¿Cómo describía Paulo VI el tiempo en el que se llevó a cabo el Concilio Vaticano II? “Un tiempo que cualquiera reconocerá como orientado a la conquista de la tierra más bien que al reino de los cielos; un tiempo en el que el olvido de Dios se hace habitual y parece, sin razón, sugerido por el progreso científico; un tiempo en el que el acto fundamental de la personalidad humana, más consciente de sí y de su libertad, tiende a pronunciarse a favor de la propia autonomía absoluta, desatándose de toda ley trascendente; un tiempo en el que el laicismo aparece como la consecuencia legítima del pensamiento moderno y la más alta filosofía de la ordenación temporal de la sociedad; un tiempo, además, en el cual las expresiones del espíritu alcanzan cumbres de irracionalidad y de desolación; un tiempo, finalmente, que registra aún en las grandes religiones étnicas del mundo perturbaciones y decadencias jamás antes experimentadas” (Alocución del 7 de diciembre de 1965).

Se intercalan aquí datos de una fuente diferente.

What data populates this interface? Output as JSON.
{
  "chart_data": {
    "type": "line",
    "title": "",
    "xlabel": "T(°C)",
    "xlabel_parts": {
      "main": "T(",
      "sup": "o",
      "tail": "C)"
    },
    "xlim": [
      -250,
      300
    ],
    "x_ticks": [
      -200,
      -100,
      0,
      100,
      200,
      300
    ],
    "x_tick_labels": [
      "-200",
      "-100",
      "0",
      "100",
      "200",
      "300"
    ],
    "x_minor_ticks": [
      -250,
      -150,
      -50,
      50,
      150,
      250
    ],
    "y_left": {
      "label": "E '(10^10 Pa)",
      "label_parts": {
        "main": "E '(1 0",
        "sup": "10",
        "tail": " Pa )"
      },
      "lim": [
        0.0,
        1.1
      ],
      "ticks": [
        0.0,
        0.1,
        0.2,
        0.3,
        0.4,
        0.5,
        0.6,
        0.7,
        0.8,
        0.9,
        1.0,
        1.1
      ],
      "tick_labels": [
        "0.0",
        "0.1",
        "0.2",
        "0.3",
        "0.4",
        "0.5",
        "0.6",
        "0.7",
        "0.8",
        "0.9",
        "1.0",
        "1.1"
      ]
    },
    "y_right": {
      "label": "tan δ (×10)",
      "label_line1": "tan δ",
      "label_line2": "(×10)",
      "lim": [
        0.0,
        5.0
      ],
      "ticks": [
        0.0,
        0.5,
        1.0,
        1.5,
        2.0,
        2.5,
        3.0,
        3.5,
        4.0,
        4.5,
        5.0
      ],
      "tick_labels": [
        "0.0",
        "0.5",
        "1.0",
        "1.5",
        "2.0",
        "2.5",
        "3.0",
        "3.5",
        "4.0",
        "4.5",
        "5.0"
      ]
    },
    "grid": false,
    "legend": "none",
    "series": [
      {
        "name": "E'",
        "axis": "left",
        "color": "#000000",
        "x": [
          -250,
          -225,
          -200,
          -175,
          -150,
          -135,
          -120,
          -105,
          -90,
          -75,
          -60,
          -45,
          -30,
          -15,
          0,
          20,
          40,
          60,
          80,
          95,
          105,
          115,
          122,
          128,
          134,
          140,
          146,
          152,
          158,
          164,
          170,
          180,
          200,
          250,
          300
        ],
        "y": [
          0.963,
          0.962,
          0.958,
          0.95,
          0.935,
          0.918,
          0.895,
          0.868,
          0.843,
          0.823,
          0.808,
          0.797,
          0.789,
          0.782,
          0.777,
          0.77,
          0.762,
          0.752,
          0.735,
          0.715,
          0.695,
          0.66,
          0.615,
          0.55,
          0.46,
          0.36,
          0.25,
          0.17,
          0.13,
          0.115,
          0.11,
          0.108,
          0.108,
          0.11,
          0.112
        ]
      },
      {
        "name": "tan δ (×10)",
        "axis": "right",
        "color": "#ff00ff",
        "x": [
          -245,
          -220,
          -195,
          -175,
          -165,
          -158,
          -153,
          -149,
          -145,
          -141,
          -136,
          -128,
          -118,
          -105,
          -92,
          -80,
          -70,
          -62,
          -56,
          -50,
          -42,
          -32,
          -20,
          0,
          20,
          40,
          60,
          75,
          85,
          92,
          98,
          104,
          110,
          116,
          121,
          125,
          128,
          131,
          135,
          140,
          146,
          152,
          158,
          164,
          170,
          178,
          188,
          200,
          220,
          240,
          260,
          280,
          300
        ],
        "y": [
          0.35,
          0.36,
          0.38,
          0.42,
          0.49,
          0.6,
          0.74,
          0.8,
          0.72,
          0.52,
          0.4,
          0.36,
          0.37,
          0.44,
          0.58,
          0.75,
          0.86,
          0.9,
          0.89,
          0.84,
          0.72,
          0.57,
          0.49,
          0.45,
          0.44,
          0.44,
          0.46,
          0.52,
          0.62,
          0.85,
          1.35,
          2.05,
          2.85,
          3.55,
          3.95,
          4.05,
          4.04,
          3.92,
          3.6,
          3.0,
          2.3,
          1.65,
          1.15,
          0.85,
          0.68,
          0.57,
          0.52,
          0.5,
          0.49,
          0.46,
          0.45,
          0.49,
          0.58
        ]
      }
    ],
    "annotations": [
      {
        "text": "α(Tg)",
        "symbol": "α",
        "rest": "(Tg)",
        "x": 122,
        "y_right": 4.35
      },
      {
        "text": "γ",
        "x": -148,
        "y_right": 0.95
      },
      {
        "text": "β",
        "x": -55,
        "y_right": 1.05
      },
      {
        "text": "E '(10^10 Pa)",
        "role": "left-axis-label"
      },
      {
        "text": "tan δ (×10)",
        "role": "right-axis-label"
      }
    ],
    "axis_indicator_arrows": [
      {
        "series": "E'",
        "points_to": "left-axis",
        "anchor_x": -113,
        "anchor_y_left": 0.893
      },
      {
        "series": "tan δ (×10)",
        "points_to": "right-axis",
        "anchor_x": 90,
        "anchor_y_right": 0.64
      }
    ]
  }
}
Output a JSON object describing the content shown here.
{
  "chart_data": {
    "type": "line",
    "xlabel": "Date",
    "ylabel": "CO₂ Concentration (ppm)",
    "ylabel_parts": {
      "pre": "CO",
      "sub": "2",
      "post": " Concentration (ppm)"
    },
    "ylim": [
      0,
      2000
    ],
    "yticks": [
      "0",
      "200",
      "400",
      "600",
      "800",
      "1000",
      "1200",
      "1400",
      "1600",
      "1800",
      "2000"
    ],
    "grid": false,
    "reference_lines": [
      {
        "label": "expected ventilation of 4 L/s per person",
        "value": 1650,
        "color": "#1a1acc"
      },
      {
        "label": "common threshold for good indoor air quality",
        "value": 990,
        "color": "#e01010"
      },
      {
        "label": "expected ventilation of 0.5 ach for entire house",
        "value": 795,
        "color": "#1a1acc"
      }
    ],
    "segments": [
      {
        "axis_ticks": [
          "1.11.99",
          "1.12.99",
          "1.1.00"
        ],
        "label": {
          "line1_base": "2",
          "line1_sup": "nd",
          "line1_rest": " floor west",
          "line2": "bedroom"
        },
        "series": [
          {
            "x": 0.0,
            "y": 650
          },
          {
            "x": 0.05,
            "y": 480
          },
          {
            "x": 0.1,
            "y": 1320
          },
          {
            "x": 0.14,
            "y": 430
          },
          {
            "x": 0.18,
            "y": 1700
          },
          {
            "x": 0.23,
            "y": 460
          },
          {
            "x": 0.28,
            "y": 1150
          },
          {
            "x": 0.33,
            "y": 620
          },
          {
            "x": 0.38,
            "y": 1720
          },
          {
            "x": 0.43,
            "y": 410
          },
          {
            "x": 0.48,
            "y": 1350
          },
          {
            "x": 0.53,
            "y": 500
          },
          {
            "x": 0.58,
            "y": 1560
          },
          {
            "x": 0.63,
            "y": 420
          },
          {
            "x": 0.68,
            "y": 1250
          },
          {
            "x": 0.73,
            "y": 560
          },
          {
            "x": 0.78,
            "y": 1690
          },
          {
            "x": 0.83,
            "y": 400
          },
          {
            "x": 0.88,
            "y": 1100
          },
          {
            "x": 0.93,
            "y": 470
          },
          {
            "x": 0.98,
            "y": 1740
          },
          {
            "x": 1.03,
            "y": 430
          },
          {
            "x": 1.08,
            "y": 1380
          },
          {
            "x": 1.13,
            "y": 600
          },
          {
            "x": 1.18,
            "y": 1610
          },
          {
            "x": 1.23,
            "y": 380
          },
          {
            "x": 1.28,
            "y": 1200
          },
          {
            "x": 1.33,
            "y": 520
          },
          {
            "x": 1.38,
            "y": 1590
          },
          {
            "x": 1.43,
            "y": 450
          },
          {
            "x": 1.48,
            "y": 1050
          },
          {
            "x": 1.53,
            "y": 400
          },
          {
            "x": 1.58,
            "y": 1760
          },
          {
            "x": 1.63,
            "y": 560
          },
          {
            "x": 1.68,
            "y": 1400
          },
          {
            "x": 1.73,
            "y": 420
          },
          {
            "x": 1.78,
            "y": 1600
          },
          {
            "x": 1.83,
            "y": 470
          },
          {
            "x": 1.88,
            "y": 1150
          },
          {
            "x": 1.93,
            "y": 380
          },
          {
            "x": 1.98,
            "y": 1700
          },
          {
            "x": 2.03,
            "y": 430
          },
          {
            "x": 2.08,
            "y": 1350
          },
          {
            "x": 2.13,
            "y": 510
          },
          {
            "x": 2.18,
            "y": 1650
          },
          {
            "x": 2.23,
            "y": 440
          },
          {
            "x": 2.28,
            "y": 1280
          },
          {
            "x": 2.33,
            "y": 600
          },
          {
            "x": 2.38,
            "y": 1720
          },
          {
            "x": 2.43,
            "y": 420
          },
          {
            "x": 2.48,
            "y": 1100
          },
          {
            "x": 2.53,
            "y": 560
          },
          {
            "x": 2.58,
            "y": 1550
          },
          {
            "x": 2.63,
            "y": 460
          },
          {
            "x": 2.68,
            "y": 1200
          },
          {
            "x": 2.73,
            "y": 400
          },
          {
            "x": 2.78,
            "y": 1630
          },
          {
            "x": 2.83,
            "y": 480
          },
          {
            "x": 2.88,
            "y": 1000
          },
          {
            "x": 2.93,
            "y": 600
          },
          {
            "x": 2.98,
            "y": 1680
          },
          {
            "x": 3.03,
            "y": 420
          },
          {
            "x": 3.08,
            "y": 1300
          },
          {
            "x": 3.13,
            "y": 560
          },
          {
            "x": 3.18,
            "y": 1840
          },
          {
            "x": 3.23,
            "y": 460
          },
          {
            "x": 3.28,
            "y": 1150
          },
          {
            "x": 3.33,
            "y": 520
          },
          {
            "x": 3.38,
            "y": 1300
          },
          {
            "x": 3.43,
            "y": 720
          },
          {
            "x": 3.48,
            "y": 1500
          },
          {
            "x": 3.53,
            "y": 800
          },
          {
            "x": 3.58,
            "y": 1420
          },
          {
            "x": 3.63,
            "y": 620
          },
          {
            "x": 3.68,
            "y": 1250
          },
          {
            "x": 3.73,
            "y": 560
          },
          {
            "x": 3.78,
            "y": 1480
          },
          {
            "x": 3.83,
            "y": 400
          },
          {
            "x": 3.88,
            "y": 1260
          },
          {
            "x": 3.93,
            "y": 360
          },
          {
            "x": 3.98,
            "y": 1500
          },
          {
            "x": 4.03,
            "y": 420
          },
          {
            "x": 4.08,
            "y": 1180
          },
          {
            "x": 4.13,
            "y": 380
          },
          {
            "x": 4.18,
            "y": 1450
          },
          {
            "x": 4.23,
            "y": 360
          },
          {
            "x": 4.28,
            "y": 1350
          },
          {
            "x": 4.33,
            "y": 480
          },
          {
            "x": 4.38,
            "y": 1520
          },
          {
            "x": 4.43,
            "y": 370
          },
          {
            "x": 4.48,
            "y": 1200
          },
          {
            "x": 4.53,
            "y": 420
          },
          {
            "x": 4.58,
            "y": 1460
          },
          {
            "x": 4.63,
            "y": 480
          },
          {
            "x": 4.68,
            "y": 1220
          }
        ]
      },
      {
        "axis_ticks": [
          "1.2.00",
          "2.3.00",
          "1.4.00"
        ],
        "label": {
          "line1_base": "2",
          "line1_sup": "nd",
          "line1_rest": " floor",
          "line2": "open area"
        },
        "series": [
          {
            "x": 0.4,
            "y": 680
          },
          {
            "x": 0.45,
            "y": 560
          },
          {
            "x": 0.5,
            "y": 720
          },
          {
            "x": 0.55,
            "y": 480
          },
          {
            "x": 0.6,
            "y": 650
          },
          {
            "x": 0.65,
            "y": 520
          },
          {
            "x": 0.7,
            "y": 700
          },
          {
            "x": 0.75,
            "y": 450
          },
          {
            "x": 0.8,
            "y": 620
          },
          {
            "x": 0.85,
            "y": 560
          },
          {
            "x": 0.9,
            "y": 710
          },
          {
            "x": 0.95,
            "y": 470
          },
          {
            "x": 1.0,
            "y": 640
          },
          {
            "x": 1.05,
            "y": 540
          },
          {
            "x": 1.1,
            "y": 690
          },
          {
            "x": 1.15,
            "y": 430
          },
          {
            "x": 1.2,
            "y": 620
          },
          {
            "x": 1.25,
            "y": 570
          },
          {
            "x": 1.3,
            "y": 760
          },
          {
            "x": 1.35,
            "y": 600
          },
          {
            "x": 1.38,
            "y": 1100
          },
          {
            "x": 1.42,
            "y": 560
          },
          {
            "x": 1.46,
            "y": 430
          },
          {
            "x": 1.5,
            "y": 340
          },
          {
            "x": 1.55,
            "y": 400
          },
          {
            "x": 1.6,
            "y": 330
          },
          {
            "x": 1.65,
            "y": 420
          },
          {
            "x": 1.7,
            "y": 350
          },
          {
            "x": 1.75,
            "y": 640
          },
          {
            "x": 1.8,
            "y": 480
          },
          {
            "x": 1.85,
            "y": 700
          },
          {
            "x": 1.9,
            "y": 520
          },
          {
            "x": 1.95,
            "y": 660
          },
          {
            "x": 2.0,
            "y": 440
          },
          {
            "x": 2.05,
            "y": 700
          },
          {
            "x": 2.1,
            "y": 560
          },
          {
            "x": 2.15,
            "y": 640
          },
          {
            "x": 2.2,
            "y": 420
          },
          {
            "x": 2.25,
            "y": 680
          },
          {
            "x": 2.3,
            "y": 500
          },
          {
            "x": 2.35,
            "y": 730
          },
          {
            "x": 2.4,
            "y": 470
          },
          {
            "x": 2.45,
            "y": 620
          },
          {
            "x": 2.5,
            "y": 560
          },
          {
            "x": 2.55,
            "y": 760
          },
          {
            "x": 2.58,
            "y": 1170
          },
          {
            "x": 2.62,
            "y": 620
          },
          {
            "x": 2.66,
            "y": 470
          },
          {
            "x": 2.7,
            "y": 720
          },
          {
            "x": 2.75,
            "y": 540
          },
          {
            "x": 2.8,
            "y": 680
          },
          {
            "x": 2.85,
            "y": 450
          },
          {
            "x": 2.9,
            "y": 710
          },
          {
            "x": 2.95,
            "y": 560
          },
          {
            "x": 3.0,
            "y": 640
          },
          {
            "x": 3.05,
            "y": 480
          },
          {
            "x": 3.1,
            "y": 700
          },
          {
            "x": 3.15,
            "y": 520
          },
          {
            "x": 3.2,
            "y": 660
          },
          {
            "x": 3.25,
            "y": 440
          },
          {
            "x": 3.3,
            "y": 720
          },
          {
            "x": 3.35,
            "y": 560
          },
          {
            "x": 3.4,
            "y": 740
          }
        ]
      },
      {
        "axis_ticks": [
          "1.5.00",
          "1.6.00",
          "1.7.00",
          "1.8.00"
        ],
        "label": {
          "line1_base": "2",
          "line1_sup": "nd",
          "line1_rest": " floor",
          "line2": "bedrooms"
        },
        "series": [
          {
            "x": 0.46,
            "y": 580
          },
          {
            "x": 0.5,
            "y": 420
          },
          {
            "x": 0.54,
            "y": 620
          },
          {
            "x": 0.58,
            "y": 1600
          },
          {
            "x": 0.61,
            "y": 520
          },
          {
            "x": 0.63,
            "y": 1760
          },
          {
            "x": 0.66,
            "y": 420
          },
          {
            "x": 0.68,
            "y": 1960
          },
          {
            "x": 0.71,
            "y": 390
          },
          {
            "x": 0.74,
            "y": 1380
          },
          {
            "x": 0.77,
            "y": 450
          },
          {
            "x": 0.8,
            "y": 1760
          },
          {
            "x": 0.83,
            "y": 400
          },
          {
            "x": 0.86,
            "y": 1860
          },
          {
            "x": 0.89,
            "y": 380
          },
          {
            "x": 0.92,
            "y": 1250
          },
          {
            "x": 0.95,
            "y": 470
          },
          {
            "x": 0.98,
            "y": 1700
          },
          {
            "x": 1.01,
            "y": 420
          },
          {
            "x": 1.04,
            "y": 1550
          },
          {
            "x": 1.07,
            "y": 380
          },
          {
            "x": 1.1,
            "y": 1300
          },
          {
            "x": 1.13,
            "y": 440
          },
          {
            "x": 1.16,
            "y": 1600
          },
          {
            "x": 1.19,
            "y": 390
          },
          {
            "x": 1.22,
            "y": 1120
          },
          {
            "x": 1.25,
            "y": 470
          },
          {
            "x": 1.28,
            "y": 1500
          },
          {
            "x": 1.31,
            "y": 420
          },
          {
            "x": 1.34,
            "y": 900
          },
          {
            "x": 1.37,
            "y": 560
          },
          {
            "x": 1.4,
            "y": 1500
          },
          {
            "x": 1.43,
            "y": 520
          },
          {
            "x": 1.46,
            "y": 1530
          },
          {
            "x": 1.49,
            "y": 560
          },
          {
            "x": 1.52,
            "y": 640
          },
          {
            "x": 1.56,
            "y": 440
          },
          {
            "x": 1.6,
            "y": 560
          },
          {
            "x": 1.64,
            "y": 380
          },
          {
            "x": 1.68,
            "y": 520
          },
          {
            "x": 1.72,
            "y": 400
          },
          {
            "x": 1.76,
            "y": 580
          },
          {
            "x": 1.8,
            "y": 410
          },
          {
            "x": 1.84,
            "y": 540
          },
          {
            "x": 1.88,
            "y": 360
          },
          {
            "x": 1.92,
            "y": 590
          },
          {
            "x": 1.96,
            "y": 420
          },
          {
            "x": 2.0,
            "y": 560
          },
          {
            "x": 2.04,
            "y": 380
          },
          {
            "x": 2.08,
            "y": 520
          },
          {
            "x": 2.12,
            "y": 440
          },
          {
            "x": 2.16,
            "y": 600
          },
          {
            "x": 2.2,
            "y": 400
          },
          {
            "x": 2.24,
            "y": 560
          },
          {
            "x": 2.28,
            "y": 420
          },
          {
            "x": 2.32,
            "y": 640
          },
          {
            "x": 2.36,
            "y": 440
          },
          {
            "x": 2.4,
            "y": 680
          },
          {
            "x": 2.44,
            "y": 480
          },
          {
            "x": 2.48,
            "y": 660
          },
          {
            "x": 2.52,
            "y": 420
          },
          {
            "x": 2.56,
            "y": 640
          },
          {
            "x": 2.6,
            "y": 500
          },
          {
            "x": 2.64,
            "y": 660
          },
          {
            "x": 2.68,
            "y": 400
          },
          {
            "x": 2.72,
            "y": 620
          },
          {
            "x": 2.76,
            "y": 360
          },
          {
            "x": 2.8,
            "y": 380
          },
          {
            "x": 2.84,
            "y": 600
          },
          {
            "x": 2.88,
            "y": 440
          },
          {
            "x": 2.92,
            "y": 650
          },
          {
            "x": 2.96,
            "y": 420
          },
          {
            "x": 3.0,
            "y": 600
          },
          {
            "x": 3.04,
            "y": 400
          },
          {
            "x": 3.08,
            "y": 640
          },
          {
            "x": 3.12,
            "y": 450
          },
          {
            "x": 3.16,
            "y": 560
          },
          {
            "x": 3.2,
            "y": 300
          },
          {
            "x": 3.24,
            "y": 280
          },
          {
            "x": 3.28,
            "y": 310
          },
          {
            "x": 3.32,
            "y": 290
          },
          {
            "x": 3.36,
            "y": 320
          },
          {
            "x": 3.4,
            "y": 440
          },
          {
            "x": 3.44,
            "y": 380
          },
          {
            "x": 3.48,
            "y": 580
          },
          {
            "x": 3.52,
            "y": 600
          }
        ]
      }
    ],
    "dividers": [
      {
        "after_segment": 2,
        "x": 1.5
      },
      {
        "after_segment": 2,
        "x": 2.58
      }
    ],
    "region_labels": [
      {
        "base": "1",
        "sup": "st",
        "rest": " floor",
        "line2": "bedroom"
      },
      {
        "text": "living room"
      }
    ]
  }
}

De cara a ello, el mismo pontífice aventuraba su apreciación del evento eclesial: “La concepción teocéntrica y teológica del hombre y del universo, como desafiando la acusación de anacronismo y de extrañeza, se ha erguido con este Concilio en medio de la humanidad con pretensiones que el juicio del mundo calificará primeramente como insensatas, pero luego, así lo esperamos, tratará de reconocerlas como verdaderamente humanas, como prudentes, como saludables, a saber: que Dios sí existe, que es real, que es viviente, que es personal, que es providente, que es infinitamente bueno, más aún, no sólo bueno en sí sino inmensamente bueno para nosotros, nuestro creador, nuestra verdad, nuestra felicidad, de tal modo que el esfuerzo de clavar en Él la mirada y el corazón, que llamamos contemplación, viene a ser el acto más alto y más pleno del espíritu, el acto que aún hoy puede y debe jerarquizar la inmensa pirámide de la actividad humana” (ibid.).

Aquel memorable discurso, sin triunfalismos, reflejaba optimismo respecto a los trabajos realizados por el Concilio. El Papa Francisco, al iniciar el Año de la Misericordia en el quincuagésimo aniversario de su clausura, ha hecho referencia a aquella misma intervención de su predecesor, reconociendo en el Concilio “un verdadero encuentro entre la Iglesia y los hombres de nuestro tiempo. Un encuentro marcado por el poder del Espíritu que empujaba a la Iglesia a salir de las aguas poco profundas que durante muchos años la habían recluido en sí misma, para reemprender con entusiasmo el camino misionero. Era un volver a tomar el camino para ir al encuentro de cada hombre allí donde vive: en su ciudad, en su casa, en el trabajo…; dondequiera que haya una persona, allí está llamada la Iglesia a ir para llevar la alegría del Evangelio y llevar la misericordia y el perdón de Dios” (Homilía del 8 de diciembre de 2015).

Recuerda para ello que la espiritualidad del Concilio quiso estar marcada por la historia del buen samaritano. Un espíritu, ciertamente, que no debe considerarse al margen de los documentos emitidos, que tienen vigor magisterial y el mismo Papa Francisco reconoce cargados de una singular riqueza, sino que explica la intención con la que fueron escritos y la clave desde la que deben ser leídos: en última instancia, como un servicio al Evangelio, para que pueda ser mejor comprendido y vivido con mayor intensidad también por los hombres de nuestro tiempo.

El desafío del tiempo, de hecho, sólo se ha visto acentuado en estas cinco décadas. La Iglesia no puede olvidar que todo su valor depende de la fidelidad con que en la continuidad de la tradición sepa entregar al mundo la realidad de la que es depositaria, justamente como servidora del ser humano.